I don't often quote poetry in this column, but indulge me a bit of leeway when I steal from T.S. Eliot when he wrote, "April is the cruelest month" (first line of "The Waste Land"). If he were around today this might be a reference to the technology trade show travel schedule, in which conferences seem to hit particularly hard in April once winter doesn't have its hold on flight delays.
Luckily, gadget-makers understand the cruelty of travel, and are always creating new devices that help the mobile worker/road warrior ease the pain of a hotel room with few outlets, or expensive in-room Wi-Fi. Here are three gadgets I've recently tested that can help you on your next trip:
The scoop:Trek (N300) Travel Router and Range Extender (model PR200), by NETGEAR, about $60.
What is it? This small box acts as a miniature travel trotter that can connect to hotel wireless and public Wi-Fi hot spots, providing a bridge connection for multiple devices via Wi-Fi. When you return home, you can use the device as a Wi-Fi range extender (to fill in any wireless holes you may be suffering from), or even as it's own router (if you don't yet own one). The unit comes with a built-in power plug, two Ethernet ports (one for a WAN, the other for a LAN), a USB port for attaching a storage device, and a USB cable (if you want to power the unit from a USB port instead of the wall outlet).
Why it's cool: The multiple functions of the Trek make it more useful than a single-function travel router, extending its value. But the main reason you'll love it is to extend wireless connections for multiple devices (PC, phone, tablet) when you travel.

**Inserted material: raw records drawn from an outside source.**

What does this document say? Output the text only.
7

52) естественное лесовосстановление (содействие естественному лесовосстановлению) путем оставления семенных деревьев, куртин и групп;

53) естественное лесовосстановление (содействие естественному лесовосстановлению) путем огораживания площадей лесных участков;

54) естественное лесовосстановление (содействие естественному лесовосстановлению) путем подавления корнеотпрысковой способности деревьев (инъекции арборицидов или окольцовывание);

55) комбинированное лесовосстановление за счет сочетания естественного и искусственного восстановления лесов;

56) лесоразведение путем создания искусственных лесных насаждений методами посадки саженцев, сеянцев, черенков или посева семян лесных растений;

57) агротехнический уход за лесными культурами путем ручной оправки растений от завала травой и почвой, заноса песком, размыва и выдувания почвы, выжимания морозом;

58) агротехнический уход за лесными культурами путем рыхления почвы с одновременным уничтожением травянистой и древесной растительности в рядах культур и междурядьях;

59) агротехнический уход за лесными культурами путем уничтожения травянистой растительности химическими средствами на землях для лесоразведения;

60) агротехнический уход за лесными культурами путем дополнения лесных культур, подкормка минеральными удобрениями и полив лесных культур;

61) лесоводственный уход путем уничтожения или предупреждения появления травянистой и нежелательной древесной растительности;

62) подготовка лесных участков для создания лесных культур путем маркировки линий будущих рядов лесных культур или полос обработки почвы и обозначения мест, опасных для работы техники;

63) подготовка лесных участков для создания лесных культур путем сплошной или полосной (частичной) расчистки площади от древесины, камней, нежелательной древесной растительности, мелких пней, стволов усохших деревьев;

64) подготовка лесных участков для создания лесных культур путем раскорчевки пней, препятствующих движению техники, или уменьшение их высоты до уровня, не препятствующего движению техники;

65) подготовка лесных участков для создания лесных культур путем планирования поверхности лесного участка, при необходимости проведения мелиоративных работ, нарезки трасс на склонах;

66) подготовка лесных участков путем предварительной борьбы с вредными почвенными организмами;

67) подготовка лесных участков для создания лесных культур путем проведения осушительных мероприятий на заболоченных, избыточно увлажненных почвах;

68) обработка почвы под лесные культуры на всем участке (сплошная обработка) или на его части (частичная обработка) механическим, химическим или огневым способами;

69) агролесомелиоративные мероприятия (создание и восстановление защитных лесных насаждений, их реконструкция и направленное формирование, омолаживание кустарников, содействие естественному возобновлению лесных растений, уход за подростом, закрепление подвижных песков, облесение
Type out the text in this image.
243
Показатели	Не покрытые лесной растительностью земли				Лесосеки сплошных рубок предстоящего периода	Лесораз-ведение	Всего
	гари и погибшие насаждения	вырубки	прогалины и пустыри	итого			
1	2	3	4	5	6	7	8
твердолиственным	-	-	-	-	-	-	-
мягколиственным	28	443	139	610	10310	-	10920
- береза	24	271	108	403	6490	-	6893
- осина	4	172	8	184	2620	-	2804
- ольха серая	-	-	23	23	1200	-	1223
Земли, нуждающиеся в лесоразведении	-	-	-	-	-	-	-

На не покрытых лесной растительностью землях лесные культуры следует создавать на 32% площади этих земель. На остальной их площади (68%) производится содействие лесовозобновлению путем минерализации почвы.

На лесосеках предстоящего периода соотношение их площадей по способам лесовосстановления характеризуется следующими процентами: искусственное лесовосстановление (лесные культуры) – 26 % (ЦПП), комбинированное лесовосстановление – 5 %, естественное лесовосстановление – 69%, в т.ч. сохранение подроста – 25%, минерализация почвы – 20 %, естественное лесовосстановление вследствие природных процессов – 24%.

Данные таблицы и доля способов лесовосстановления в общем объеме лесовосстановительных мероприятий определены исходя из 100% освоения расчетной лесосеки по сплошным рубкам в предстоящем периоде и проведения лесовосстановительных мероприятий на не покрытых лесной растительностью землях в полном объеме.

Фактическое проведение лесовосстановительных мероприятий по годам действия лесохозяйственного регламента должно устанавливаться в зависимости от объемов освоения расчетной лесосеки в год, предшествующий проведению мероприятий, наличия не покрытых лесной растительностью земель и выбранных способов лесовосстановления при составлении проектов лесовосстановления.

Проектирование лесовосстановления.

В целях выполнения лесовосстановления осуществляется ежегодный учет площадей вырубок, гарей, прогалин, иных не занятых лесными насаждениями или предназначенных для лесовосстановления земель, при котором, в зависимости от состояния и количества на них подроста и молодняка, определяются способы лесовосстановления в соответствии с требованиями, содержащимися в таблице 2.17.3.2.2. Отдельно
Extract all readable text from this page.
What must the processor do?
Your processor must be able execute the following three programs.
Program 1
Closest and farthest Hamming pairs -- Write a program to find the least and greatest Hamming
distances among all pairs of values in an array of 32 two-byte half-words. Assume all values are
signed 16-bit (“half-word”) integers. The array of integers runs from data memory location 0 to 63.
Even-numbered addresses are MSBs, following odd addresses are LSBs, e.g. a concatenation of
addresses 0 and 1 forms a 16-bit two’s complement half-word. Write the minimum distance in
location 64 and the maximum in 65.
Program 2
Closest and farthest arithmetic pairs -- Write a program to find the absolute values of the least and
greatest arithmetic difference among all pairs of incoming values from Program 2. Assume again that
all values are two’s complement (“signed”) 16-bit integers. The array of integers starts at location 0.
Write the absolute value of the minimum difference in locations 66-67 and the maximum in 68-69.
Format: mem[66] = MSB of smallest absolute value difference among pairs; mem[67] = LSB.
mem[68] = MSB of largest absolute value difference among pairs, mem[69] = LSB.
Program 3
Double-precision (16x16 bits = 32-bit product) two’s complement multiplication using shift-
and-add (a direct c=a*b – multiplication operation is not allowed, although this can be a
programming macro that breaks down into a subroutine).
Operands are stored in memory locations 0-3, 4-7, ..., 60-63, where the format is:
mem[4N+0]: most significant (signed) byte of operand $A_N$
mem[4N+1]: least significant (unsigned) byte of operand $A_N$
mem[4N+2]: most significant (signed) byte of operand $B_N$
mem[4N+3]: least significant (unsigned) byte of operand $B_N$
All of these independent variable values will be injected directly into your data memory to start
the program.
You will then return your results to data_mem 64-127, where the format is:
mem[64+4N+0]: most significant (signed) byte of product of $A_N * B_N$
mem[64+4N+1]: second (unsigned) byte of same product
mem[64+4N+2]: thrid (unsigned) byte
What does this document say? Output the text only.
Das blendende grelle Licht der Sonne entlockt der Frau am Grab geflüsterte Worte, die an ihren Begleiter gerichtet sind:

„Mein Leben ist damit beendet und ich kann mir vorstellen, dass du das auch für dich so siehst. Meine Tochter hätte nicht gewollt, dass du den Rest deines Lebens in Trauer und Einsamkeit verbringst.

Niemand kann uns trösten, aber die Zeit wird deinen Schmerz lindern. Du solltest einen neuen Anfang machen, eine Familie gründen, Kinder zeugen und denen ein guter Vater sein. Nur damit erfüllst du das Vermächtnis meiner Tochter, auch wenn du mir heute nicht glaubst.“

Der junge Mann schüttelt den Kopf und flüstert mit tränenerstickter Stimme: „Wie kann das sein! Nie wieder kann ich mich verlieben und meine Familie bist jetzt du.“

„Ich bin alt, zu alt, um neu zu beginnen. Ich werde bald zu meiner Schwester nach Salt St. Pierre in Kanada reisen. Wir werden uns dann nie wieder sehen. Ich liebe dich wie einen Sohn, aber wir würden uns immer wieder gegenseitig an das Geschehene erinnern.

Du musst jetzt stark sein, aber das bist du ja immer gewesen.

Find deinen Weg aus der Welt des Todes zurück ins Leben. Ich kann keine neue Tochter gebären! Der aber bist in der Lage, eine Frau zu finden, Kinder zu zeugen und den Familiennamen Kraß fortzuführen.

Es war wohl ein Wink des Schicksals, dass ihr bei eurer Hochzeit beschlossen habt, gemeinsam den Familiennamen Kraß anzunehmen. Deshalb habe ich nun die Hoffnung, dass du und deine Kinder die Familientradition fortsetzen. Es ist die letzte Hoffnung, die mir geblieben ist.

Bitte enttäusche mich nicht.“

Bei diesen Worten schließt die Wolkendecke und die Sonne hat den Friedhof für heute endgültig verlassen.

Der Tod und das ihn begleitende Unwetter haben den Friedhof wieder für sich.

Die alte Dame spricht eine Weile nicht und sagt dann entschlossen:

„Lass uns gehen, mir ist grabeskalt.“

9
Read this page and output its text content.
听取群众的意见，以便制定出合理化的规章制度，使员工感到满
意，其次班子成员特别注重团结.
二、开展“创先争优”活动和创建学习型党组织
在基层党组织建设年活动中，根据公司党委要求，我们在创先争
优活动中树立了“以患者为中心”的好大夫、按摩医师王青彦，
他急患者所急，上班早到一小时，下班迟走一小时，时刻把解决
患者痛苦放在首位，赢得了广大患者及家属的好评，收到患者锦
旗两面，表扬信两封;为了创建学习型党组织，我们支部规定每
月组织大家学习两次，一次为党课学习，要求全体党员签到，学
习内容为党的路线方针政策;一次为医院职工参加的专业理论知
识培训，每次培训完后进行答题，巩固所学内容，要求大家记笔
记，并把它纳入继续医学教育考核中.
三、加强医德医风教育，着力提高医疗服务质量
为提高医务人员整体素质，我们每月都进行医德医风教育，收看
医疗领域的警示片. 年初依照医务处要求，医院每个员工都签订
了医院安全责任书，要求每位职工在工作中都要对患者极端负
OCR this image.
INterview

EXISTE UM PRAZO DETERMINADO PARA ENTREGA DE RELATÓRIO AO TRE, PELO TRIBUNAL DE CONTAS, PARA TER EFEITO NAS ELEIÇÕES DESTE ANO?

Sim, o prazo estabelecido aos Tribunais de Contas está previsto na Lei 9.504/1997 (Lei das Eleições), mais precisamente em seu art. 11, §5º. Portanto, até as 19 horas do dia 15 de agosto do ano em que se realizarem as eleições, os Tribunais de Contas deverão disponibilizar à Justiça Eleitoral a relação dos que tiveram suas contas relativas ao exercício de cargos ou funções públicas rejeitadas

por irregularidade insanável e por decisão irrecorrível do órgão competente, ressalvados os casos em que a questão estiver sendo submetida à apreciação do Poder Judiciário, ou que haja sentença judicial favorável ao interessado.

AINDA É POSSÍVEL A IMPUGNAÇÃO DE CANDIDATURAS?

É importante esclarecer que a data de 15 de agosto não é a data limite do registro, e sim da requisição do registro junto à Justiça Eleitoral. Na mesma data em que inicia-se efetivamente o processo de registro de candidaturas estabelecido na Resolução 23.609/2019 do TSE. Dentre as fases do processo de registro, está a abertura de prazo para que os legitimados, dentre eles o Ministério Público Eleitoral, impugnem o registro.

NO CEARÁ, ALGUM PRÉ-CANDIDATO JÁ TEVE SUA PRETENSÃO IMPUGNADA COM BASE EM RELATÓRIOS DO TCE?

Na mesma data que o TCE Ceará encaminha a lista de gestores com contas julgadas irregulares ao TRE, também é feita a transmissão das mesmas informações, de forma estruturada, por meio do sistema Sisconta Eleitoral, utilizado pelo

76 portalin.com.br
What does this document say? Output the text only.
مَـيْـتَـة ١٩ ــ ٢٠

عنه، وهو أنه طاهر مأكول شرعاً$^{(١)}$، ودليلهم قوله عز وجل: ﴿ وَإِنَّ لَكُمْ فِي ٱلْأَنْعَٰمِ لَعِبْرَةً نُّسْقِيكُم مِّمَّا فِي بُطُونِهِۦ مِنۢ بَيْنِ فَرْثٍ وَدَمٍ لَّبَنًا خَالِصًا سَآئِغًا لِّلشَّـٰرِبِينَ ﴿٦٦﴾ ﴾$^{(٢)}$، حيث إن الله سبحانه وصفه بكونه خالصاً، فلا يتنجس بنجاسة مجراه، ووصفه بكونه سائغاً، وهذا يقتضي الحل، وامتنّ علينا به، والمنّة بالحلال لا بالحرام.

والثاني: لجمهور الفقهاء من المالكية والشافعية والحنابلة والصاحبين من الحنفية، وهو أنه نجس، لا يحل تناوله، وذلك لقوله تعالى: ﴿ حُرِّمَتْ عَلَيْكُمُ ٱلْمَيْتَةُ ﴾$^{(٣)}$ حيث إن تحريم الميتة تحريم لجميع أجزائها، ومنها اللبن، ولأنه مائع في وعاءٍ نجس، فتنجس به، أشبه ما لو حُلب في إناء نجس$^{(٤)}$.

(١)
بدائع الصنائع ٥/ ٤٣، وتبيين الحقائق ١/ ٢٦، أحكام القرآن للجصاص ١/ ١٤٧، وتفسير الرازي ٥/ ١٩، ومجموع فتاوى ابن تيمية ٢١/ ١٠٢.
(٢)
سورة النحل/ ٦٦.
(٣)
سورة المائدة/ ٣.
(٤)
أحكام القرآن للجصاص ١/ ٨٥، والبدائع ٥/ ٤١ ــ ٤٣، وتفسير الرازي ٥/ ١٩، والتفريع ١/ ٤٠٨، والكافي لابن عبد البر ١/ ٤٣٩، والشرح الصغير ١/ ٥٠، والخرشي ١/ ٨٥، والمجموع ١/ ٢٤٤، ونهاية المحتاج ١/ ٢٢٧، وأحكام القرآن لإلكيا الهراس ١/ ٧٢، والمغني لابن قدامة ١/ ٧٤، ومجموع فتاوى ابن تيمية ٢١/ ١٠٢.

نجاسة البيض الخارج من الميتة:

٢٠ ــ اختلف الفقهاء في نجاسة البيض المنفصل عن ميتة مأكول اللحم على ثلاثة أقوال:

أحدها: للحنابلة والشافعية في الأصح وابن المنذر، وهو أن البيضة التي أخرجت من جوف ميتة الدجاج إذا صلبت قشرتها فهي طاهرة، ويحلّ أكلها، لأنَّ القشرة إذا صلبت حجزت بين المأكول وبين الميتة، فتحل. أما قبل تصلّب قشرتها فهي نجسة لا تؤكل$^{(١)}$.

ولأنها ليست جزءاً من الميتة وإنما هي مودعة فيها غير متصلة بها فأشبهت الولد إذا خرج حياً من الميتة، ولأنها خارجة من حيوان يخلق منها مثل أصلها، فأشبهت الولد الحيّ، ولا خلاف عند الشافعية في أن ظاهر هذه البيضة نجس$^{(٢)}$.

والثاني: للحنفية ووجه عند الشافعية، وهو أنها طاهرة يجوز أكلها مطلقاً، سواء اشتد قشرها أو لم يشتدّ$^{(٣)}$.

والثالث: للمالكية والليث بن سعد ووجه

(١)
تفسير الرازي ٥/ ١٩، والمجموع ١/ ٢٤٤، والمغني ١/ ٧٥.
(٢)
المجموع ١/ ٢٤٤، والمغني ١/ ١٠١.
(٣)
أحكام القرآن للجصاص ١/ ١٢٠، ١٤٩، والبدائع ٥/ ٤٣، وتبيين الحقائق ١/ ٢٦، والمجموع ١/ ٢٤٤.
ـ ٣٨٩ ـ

With hotel Internet service costing $15 per day or even higher ($20+ per day in some cities), this router can help you maximize that connection by allowing Wi-Fi to multiple devices. If you tried to connect three devices, for example (PC, phone and tablet) to the hotel's wireless, you might end up paying three different charges for that access.
Having tried several travel routers in the past, I was a bit skeptical with the Trek, mainly because hotel wireless setups usually involve browser authentication (you can't get to the wider Internet until you pony up the cash). However, I was very pleased to see that the Trek device and NETGEAR Genie software could easily set itself up for the multi-device sharing. After plugging in the device to a power source, I flipped the switch on the Trek to "Wireless", then connected my computer to the Trek's SSID (both the SSID and the password are on a sticker on the unit). This triggered the Genie software to scan available wireless signals, letting me choose the hotel's wireless network. Once the Trek connected to the hotel network, it opened up another browser window/tab to let me authenticate, at which point additional devices could connect to the Trek without having to worry about additional charges. As long as any new device connects to the Trek instead of the hotel network, you should be fine.